The province has yet to make good on those vague promises to address the protesters’ key demands, which included the ability for fish harvesters to sell any catch of any species outside of the province to raise the price per pound as well as an increase in processing caps.

Unifor foists concessions contract onto Autoport workers, shutting down month-long strike

Unifor, which represents almost 240 striking workers at the Autoport vehicle shipment facility in Eastern Passage, Nova Scotia, has pushed through a new three-year concessions contract—virtually identical to the one its members rejected in early February.

After voting took place on Wednesday, April 3, Jennifer Murray, Atlantic regional director for Unifor, announced that the ratified deal is “very similar” to the tentative agreement that was previously rejected by the members, adding with resignation that “it’s been incredibly challenging for our members as you can imagine.”

Murray did not mention that the strike was “challenging” because Unifor strangled it into submission. Within hours of the strike’s initiation, Autoport—in league with its parent company, ruthless railway giant CN—mobilised its contingency plan and brought in scab labour to keep services running. Over the course of the 37-day strike, Unifor—Canada’s largest private-sector union—did nothing to broaden the strike to workers throughout the port or mobilize its vast membership throughout the country in support of the Autoport workers. Instead, it staged toothless “solidarity” rallies and bleated hollow appeals to the anti-worker provincial Liberal Party government to enact anti-scab legislation.

Saskatchewan teachers union continues to isolate teachers as province attempts to scuttle strike

Saskatchewan teachers began limited “work to rule” job action on Monday, after discussions with provincial negotiators once again fell apart this week.

On Friday, Saskatchewan Teachers’ Federation (STF) president Samantha Becotte announced that all voluntary services will be indefinitely paused and staff will begin and end their days 15 minutes before and after school until the province adequately addresses classroom size and complexity issues.

Saskatchewan teachers have been involved in limited and sporadic job action for months, beginning with a province-wide one-day strike on January 16 following the breakdown of months-long negotiations between the STF and the Saskatchewan hard-right Conservative government.

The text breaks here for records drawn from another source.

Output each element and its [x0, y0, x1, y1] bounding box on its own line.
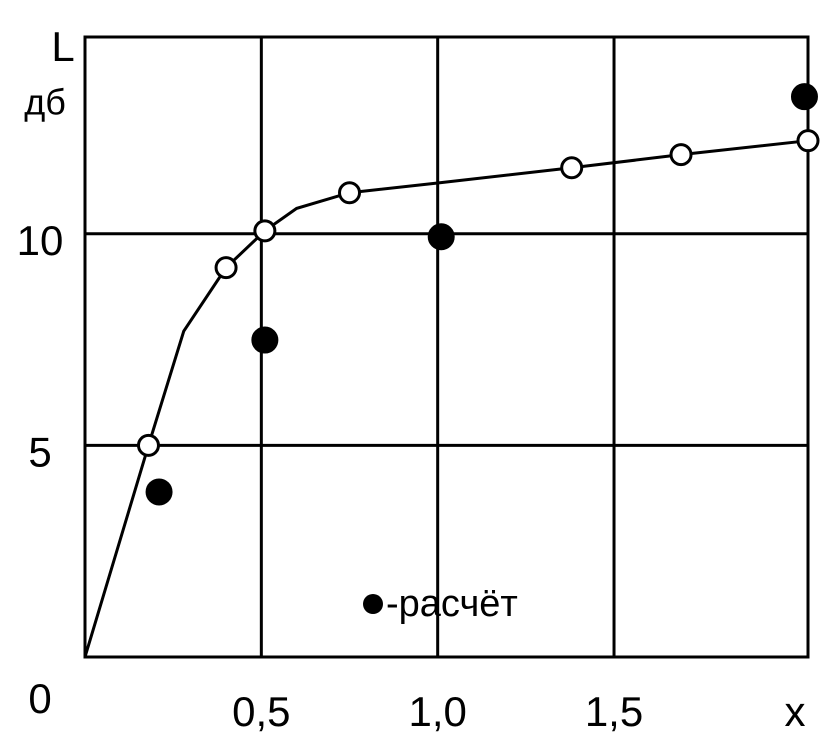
y-tick-label: 5: [28, 428, 51, 475]
open-marker: [560, 156, 584, 180]
legend-marker: [363, 594, 383, 614]
x-tick-label: 1,0: [408, 688, 466, 735]
y-axis-unit: дб: [24, 82, 66, 123]
y-axis-label: L: [51, 23, 74, 70]
open-marker: [136, 433, 160, 457]
legend-label: -расчёт: [386, 583, 518, 625]
x-axis-label: x: [785, 688, 806, 735]
open-marker: [669, 143, 693, 167]
series-line: [83, 139, 809, 658]
filled-marker: [145, 478, 173, 506]
y-tick-label: 0: [28, 675, 51, 722]
filled-marker: [427, 223, 455, 251]
open-marker: [796, 129, 820, 153]
x-tick-label: 0,5: [232, 688, 290, 735]
open-marker: [338, 181, 362, 205]
open-marker: [214, 256, 238, 280]
plot-frame: [83, 35, 810, 659]
open-marker: [253, 219, 277, 243]
filled-marker: [251, 326, 279, 354]
x-tick-label: 1,5: [585, 688, 643, 735]
filled-marker: [790, 83, 818, 111]
y-tick-label: 10: [17, 217, 64, 264]
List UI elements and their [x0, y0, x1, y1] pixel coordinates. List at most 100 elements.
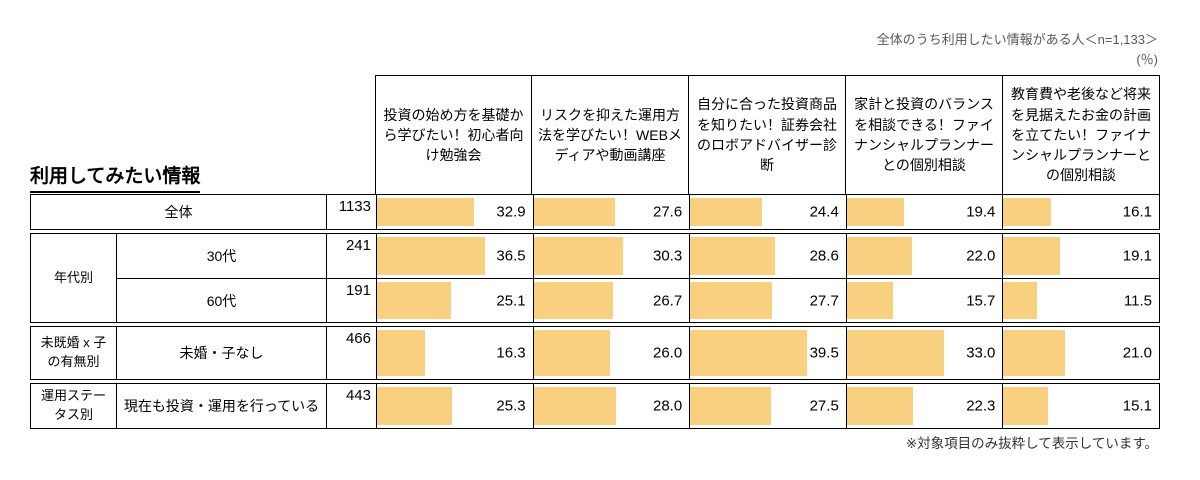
column-header: リスクを抑えた運用方法を学びたい！WEBメディアや動画講座 — [532, 75, 689, 195]
value-bar — [1003, 237, 1060, 275]
value-bar — [533, 387, 617, 425]
bar-cell: 15.1 — [1002, 384, 1159, 428]
bar-cell: 26.7 — [532, 278, 690, 322]
value-label: 22.3 — [966, 397, 996, 415]
value-label: 27.7 — [809, 292, 839, 309]
bar-cell: 15.7 — [845, 278, 1003, 322]
chart-table: 投資の始め方を基礎から学びたい！初心者向け勉強会 リスクを抑えた運用方法を学びたい… — [30, 75, 1160, 429]
bar-cell: 19.1 — [1002, 234, 1159, 278]
value-label: 15.7 — [966, 292, 996, 309]
column-header: 投資の始め方を基礎から学びたい！初心者向け勉強会 — [375, 75, 532, 195]
row-label: 30代 — [116, 234, 326, 278]
column-header: 自分に合った投資商品を知りたい！証券会社のロボアドバイザー診断 — [689, 75, 846, 195]
sample-note-line1: 全体のうち利用したい情報がある人＜n=1,133＞ — [876, 32, 1158, 47]
value-label: 11.5 — [1123, 292, 1152, 309]
value-label: 26.7 — [652, 292, 683, 309]
value-bar — [1003, 387, 1049, 425]
header-row: 投資の始め方を基礎から学びたい！初心者向け勉強会 リスクを抑えた運用方法を学びたい… — [30, 75, 1160, 195]
value-bar — [377, 330, 426, 376]
value-label: 28.0 — [652, 397, 683, 415]
bar-cell: 27.6 — [532, 195, 690, 229]
column-header: 家計と投資のバランスを相談できる！ファイナンシャルプランナーとの個別相談 — [846, 75, 1003, 195]
value-label: 39.5 — [809, 344, 839, 362]
bar-cell: 19.4 — [845, 195, 1003, 229]
row-label: 全体 — [164, 204, 193, 220]
table-section: 未既婚 x 子の有無別 未婚・子なし 466 16.3 26.0 39.5 33.0 21.0 — [30, 326, 1160, 380]
value-bar — [533, 237, 624, 275]
row-label: 60代 — [116, 278, 326, 322]
value-bar — [846, 330, 945, 376]
header-spacer — [30, 75, 375, 195]
value-bar — [690, 198, 763, 226]
value-label: 26.0 — [652, 344, 683, 362]
value-bar — [846, 198, 905, 226]
value-label: 32.9 — [496, 203, 526, 221]
n-value: 466 — [326, 327, 376, 379]
group-label: 運用ステータス別 — [40, 388, 106, 422]
bar-cell: 27.7 — [689, 278, 846, 322]
value-bar — [846, 282, 894, 319]
table-body: 全体 1133 32.9 27.6 24.4 19.4 16.1 年代別 30代 241 36.5 3… — [30, 194, 1160, 429]
bar-cell: 16.3 — [376, 327, 533, 379]
value-label: 16.1 — [1122, 203, 1152, 221]
value-label: 30.3 — [652, 247, 683, 265]
row-label: 現在も投資・運用を行っている — [116, 384, 326, 428]
value-label: 22.0 — [966, 247, 996, 265]
value-label: 24.4 — [809, 203, 839, 221]
bar-cell: 30.3 — [532, 234, 690, 278]
bar-cell: 28.0 — [532, 384, 690, 428]
value-bar — [533, 282, 613, 319]
bar-cell: 25.1 — [376, 278, 533, 322]
value-bar — [377, 282, 452, 319]
bar-cell: 22.0 — [845, 234, 1003, 278]
value-label: 36.5 — [496, 247, 526, 265]
column-header: 教育費や老後など将来を見据えたお金の計画を立てたい！ファイナンシャルプランナーと… — [1003, 75, 1160, 195]
group-label: 未既婚 x 子の有無別 — [40, 335, 107, 369]
group-label: 年代別 — [53, 269, 93, 285]
value-label: 21.0 — [1122, 344, 1152, 362]
bar-cell: 39.5 — [689, 327, 846, 379]
n-value: 191 — [326, 278, 376, 322]
bar-cell: 36.5 — [376, 234, 533, 278]
row-label: 未婚・子なし — [116, 327, 326, 379]
bar-cell: 25.3 — [376, 384, 533, 428]
table-section: 運用ステータス別 現在も投資・運用を行っている 443 25.3 28.0 27.5 22.… — [30, 383, 1160, 429]
bar-cell: 28.6 — [689, 234, 846, 278]
value-bar — [1003, 282, 1038, 319]
value-bar — [846, 387, 913, 425]
value-label: 27.6 — [652, 203, 683, 221]
footnote: ※対象項目のみ抜粋して表示しています。 — [905, 436, 1158, 451]
sample-note: 全体のうち利用したい情報がある人＜n=1,133＞ (％) — [877, 30, 1158, 70]
table-section: 全体 1133 32.9 27.6 24.4 19.4 16.1 — [30, 194, 1160, 230]
value-label: 15.1 — [1122, 397, 1152, 415]
table-section: 年代別 30代 241 36.5 30.3 28.6 22.0 19.1 60代 191 25.1 2… — [30, 233, 1160, 323]
page-title: 利用してみたい情報 — [30, 161, 201, 193]
bar-cell: 26.0 — [532, 327, 690, 379]
value-label: 28.6 — [809, 247, 839, 265]
value-label: 25.1 — [496, 292, 526, 309]
value-bar — [377, 198, 475, 226]
unit-label: (％) — [1136, 52, 1158, 68]
bar-cell: 21.0 — [1002, 327, 1159, 379]
bar-cell: 33.0 — [845, 327, 1003, 379]
value-bar — [533, 198, 616, 226]
value-label: 33.0 — [966, 344, 996, 362]
bar-cell: 16.1 — [1002, 195, 1159, 229]
value-bar — [1003, 198, 1051, 226]
value-bar — [533, 330, 611, 376]
n-value: 443 — [326, 384, 376, 428]
value-bar — [690, 387, 772, 425]
bar-cell: 27.5 — [689, 384, 846, 428]
value-label: 19.4 — [966, 203, 996, 221]
value-label: 16.3 — [496, 344, 526, 362]
value-bar — [690, 282, 773, 319]
n-value: 1133 — [326, 195, 376, 229]
value-bar — [690, 237, 775, 275]
value-bar — [377, 237, 485, 275]
value-bar — [690, 330, 807, 376]
value-bar — [1003, 330, 1066, 376]
value-label: 19.1 — [1122, 247, 1152, 265]
bar-cell: 24.4 — [689, 195, 846, 229]
value-label: 25.3 — [496, 397, 526, 415]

Throughout the contract struggle, the province has refused to address teachers’ central demands, including classroom sizes and complexity, claiming that the matter rests with local school divisions, flouting a December ruling by a third-party conciliator that such issues are indeed items for the bargaining table.

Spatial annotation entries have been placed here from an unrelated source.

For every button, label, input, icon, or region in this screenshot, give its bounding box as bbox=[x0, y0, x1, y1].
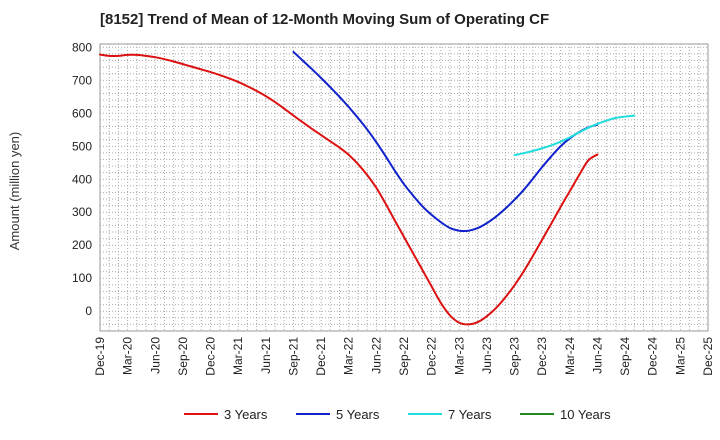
x-tick-label: Jun-24 bbox=[590, 337, 604, 374]
series-line-5-years bbox=[292, 50, 599, 233]
y-tick-label: 0 bbox=[85, 304, 92, 318]
plot-area bbox=[99, 43, 709, 332]
y-tick-label: 200 bbox=[72, 238, 92, 252]
y-tick-label: 300 bbox=[72, 205, 92, 219]
y-tick-label: 400 bbox=[72, 172, 92, 186]
x-tick-label: Dec-21 bbox=[314, 337, 328, 376]
x-tick-label: Sep-24 bbox=[618, 337, 632, 376]
grid bbox=[100, 44, 708, 331]
x-tick-label: Jun-20 bbox=[148, 337, 162, 374]
x-tick-label: Dec-19 bbox=[93, 337, 107, 376]
x-tick-label: Mar-22 bbox=[342, 337, 356, 375]
x-tick-label: Mar-23 bbox=[452, 337, 466, 375]
x-axis-ticks: Dec-19 Mar-20 Jun-20 Sep-20 Dec-20 Mar-21 Jun-… bbox=[93, 337, 715, 376]
x-tick-label: Jun-21 bbox=[259, 337, 273, 374]
y-tick-label: 500 bbox=[72, 139, 92, 153]
x-tick-label: Jun-22 bbox=[369, 337, 383, 374]
x-tick-label: Dec-24 bbox=[646, 337, 660, 376]
y-tick-label: 800 bbox=[72, 40, 92, 54]
x-tick-label: Mar-20 bbox=[121, 337, 135, 375]
legend-label-7-years: 7 Years bbox=[448, 407, 492, 422]
x-tick-label: Dec-23 bbox=[535, 337, 549, 376]
x-tick-label: Dec-20 bbox=[204, 337, 218, 376]
x-tick-label: Mar-21 bbox=[231, 337, 245, 375]
x-tick-label: Sep-23 bbox=[508, 337, 522, 376]
y-tick-label: 600 bbox=[72, 106, 92, 120]
x-tick-label: Mar-25 bbox=[673, 337, 687, 375]
x-tick-label: Sep-20 bbox=[176, 337, 190, 376]
y-axis-title: Amount (million yen) bbox=[7, 132, 22, 251]
x-tick-label: Dec-22 bbox=[425, 337, 439, 376]
x-tick-label: Dec-25 bbox=[701, 337, 715, 376]
y-tick-label: 700 bbox=[72, 73, 92, 87]
legend-label-3-years: 3 Years bbox=[224, 407, 268, 422]
x-tick-label: Mar-24 bbox=[563, 337, 577, 375]
legend-label-10-years: 10 Years bbox=[560, 407, 611, 422]
chart-title: [8152] Trend of Mean of 12-Month Moving … bbox=[100, 11, 549, 28]
x-tick-label: Sep-22 bbox=[397, 337, 411, 376]
legend: 3 Years 5 Years 7 Years 10 Years bbox=[184, 407, 611, 422]
y-axis-ticks: 0 100 200 300 400 500 600 700 800 bbox=[72, 40, 92, 318]
y-tick-label: 100 bbox=[72, 271, 92, 285]
x-tick-label: Sep-21 bbox=[286, 337, 300, 376]
x-tick-label: Jun-23 bbox=[480, 337, 494, 374]
legend-label-5-years: 5 Years bbox=[336, 407, 380, 422]
series-line-3-years bbox=[99, 53, 599, 326]
series-line-7-years bbox=[513, 114, 636, 157]
series-lines bbox=[99, 50, 636, 326]
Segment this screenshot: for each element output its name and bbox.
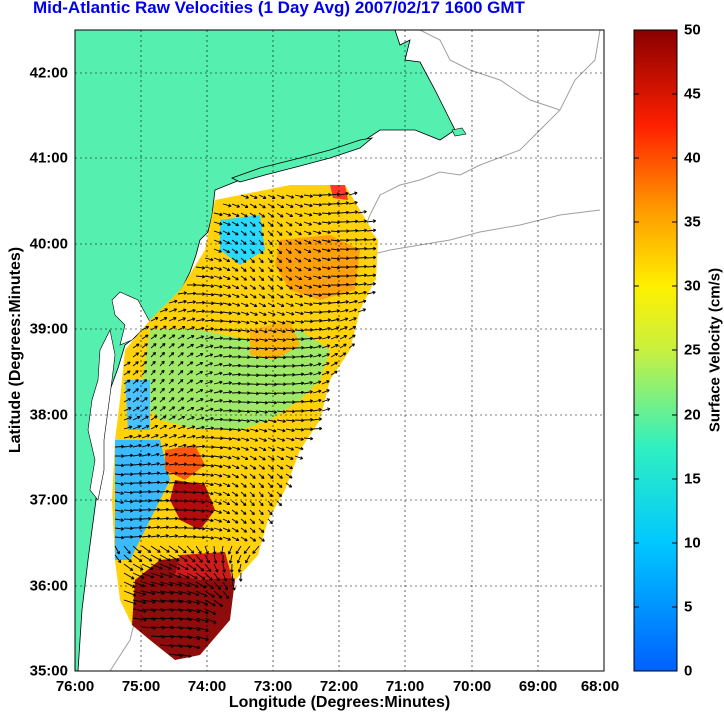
nantucket xyxy=(451,127,467,137)
x-tick: 68:00 xyxy=(580,678,620,695)
velocity-arrow-set xyxy=(114,191,377,658)
map-title: Mid-Atlantic Raw Velocities (1 Day Avg) … xyxy=(33,0,525,17)
y-tick: 40:00 xyxy=(29,235,68,253)
colorbar-label: Surface Velocity (cm/s) xyxy=(706,267,724,433)
delaware-bay xyxy=(111,291,151,346)
x-tick: 71:00 xyxy=(385,678,425,695)
colorbar-tick: 0 xyxy=(684,662,693,680)
y-tick: 37:00 xyxy=(29,491,68,509)
colorbar-tick: 25 xyxy=(684,341,701,359)
x-axis-label: Longitude (Degrees:Minutes) xyxy=(228,694,451,711)
velocity-arrows xyxy=(114,191,377,658)
plot-frame xyxy=(74,29,605,672)
y-tick: 41:00 xyxy=(29,149,68,167)
colorbar xyxy=(633,29,678,672)
map-grid xyxy=(75,30,604,671)
long-island xyxy=(230,137,374,183)
land-mass xyxy=(75,30,456,671)
colorbar-ticks xyxy=(634,93,677,608)
colorbar-tick: 50 xyxy=(684,21,701,39)
colorbar-tick: 15 xyxy=(684,470,701,488)
x-tick: 73:00 xyxy=(253,678,293,695)
colorbar-tick: 30 xyxy=(684,277,701,295)
colorbar-tick: 45 xyxy=(684,85,701,103)
y-axis-label: Latitude (Degrees:Minutes) xyxy=(7,246,24,454)
colorbar-tick: 40 xyxy=(684,149,701,167)
y-tick: 39:00 xyxy=(29,320,68,338)
colorbar-tick: 35 xyxy=(684,213,701,231)
y-tick: 35:00 xyxy=(29,662,68,680)
x-tick: 70:00 xyxy=(452,678,492,695)
x-tick: 76:00 xyxy=(55,678,95,695)
x-tick: 72:00 xyxy=(319,678,359,695)
y-tick: 36:00 xyxy=(29,577,68,595)
x-tick: 69:00 xyxy=(518,678,558,695)
x-tick: 74:00 xyxy=(187,678,227,695)
colorbar-tick: 20 xyxy=(684,406,701,424)
x-tick: 75:00 xyxy=(121,678,161,695)
colorbar-tick: 5 xyxy=(684,598,693,616)
colorbar-tick: 10 xyxy=(684,534,701,552)
y-tick: 42:00 xyxy=(29,64,68,82)
y-tick: 38:00 xyxy=(29,406,68,424)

On Thursday, the province presented a non-legally-binding memorandum of understanding to teachers with support from the Saskatchewan School Boards Association in an attempt to shut down their struggle. Education Minister Jeremy Cockrill reiterated that his government and the school boards “remain firm” on the question of class size and complexity, which he made clear will not be included in the new collective agreement.

Saskatchewan teachers are some of the lowest-paid in Canada. The province has offered a new collective agreement that includes a dismal seven percent wage increase to teachers over a three-year contract, which is nowhere near the rate of inflation.

Earlier in March, the STF vowed to escalate job action after the government unveiled its regressive education budget, which the STF has condemned as a “status quo budget” that did not meet teachers’ needs when inflation and enrollment growth in the province is taken into account. The union calculated that the percentage of total education funding in support for learning has actually decreased over time from 15.1 percent in 2017-18 to 14 percent in 2024-25.

Despite the government’s staunch commitment to worsen the conditions for schools, the STF has thus far limited the job action to sporadic one-day strikes, demonstrations at the legislature, and the minimal curtailing of job duties, in a futile effort to pressure the government back to the bargaining table.